Coal production in Kentucky for the week ending July 4 was also down sharply compared to the previous week but remains down sharply from the same period in 2014. Kentucky production for the week was reported at 1.06 compared to 1.20 million tons last week and 1.34 million tons for the same week in 2014. Both the eastern and western regions of Kentucky reported significant declines in production from the previous week and the state continues to see significant declines in both fields year over year. Year to date, production in Kentucky is off by 16.3%. Meanwhile production in the state is off by 9.6% for the previous 52 weeks, with western Kentucky reporting an 8.1% decline and eastern Kentucky operations reporting a decline of 11.2% year-over-year.
Wyoming coal production was also down for the week compared to 2014, coming in at 5.58 million tons, compared to 6.02 million tons the previous week, and down from the 6.64 million tons produced for the same week in 2014 – a decline of 16%. For the previous 52 weeks, Wyoming production is down 1.8%.
Illinois production remains down, finishing the week at 921,000 tons compared to 973,000 tons last year. However, Illinois production is up by 13.8% for the previous 52 weeks. Indiana production is down as well, coming in at 539,000 tons compared to 655,000 tons for the week in 2014. Indiana production is also down by 6.1% over the previous 52 weeks. Pennsylvania production for the week finished down sharply, to just 889,000 million tons versus 1.04 million tons for the same week in 2014, and is now down slightly (0.1%) for the previous 52 weeks.

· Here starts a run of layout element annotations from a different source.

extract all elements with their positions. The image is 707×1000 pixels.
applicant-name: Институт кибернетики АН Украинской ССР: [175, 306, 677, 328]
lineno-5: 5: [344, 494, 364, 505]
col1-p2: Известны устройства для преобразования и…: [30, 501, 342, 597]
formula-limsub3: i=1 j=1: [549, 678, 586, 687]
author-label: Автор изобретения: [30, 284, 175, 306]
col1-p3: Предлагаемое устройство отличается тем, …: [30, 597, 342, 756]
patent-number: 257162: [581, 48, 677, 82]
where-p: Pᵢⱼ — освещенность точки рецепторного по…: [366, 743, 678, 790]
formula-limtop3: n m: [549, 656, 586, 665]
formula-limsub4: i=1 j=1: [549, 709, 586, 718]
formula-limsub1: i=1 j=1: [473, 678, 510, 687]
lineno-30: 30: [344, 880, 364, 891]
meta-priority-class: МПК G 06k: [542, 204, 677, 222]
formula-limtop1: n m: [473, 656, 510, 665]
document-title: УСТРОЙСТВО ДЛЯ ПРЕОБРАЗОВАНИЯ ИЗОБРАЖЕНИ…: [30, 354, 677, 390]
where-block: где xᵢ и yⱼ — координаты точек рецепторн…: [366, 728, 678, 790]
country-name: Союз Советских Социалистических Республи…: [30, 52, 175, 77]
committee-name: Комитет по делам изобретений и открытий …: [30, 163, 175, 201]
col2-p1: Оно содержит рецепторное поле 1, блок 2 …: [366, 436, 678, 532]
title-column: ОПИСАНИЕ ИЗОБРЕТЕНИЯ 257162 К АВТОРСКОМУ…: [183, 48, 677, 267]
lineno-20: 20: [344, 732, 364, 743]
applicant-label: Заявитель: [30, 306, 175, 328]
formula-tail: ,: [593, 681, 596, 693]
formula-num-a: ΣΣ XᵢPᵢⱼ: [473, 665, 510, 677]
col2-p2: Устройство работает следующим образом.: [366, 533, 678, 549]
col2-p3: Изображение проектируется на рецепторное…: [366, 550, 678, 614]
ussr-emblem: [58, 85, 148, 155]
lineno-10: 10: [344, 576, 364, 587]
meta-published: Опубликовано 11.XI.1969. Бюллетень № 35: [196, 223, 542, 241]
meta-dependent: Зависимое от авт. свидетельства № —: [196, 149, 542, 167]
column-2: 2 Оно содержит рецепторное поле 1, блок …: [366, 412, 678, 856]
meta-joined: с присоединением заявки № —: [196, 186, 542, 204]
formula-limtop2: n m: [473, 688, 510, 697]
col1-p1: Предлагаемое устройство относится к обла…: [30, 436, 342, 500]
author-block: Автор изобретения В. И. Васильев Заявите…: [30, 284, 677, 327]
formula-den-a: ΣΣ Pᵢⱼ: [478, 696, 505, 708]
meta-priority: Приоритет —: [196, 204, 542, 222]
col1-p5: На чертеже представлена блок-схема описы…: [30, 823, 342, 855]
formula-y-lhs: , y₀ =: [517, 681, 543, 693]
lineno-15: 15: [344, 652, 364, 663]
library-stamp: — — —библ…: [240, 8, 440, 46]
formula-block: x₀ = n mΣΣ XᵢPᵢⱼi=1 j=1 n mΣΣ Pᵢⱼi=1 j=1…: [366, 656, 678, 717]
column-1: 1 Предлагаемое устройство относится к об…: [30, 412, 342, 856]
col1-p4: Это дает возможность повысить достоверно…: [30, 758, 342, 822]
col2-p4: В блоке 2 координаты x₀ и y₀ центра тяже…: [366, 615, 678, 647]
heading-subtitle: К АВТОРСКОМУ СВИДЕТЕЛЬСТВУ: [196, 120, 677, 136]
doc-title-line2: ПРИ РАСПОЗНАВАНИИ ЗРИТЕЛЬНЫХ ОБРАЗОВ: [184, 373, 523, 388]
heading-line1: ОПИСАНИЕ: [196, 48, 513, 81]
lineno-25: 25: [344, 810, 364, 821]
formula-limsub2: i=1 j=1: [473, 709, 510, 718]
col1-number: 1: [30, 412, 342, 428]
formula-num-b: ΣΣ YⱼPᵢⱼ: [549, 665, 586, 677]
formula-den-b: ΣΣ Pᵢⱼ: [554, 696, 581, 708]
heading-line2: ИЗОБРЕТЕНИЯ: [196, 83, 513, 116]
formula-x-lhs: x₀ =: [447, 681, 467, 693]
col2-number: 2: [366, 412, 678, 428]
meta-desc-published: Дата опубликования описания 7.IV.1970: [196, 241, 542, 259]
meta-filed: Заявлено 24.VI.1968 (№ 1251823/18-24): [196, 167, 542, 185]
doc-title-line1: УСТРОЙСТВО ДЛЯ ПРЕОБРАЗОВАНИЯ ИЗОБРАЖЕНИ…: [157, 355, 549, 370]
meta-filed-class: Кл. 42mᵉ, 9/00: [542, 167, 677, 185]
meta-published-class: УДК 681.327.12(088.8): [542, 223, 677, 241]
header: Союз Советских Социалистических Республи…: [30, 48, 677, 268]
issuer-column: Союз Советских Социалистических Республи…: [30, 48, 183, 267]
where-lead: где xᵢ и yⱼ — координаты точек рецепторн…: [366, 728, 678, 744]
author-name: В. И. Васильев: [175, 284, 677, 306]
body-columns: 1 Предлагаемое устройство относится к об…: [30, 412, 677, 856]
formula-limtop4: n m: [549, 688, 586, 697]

Ohio production is off as well – at 302,000 tons compared to 381,000 tons in 2014. Ohio coal production is off 13.3 percent for the previous 52 weeks, compared to the same period ending in 2014. Virginia production fell sharply this week – to just 199,000 tons compared to 254,000 tons for the same week in 2014 (-21.7%). Virginia production for the previous 52 weeks is off by 14.2%.
Coal prices on the spot market edged higher across the board this week. Central Appalachian coal rose slightly more than $1 to $54.80 per ton or $2.19 per mmBtu. Northern Appalachian coal jumped by $1.15 to come in at $58.75 per ton or $2.23 per mmBtu. Illinois Basin coal added 40 cents to close at $40.85 per ton or $1.73 per mmBtu, while Powder River Basin coal added 55 cents to close at $12.10 per ton or $0.69 per mmBtu, and Uinta Basin coal prices added 25 cents to finish at $39.35 per ton or $1.68 per mmBtu.
Meanwhile, on the NYMEX Coal Futures board, Central Appalachian coal was trading at $40.82 per ton while Western Rail was selling at $10.05 per short ton and Eastern Rail was selling at $41.33 per short ton.
Natural gas prices on the Henry Hub finished the week down $2.79 per mmBtu. Natural gas producers again reported a significant increase in their stored reserves – up 69 billion cubic feet compared to the previous week, for a total of 2.58 trillion cubic feet in storage. This week’s working natural gas rotary rig count remained at 863 up by one from last week and down by 1,012 rigs from a year ago – down 54%. This number includes rigs working in both oil and gas plays.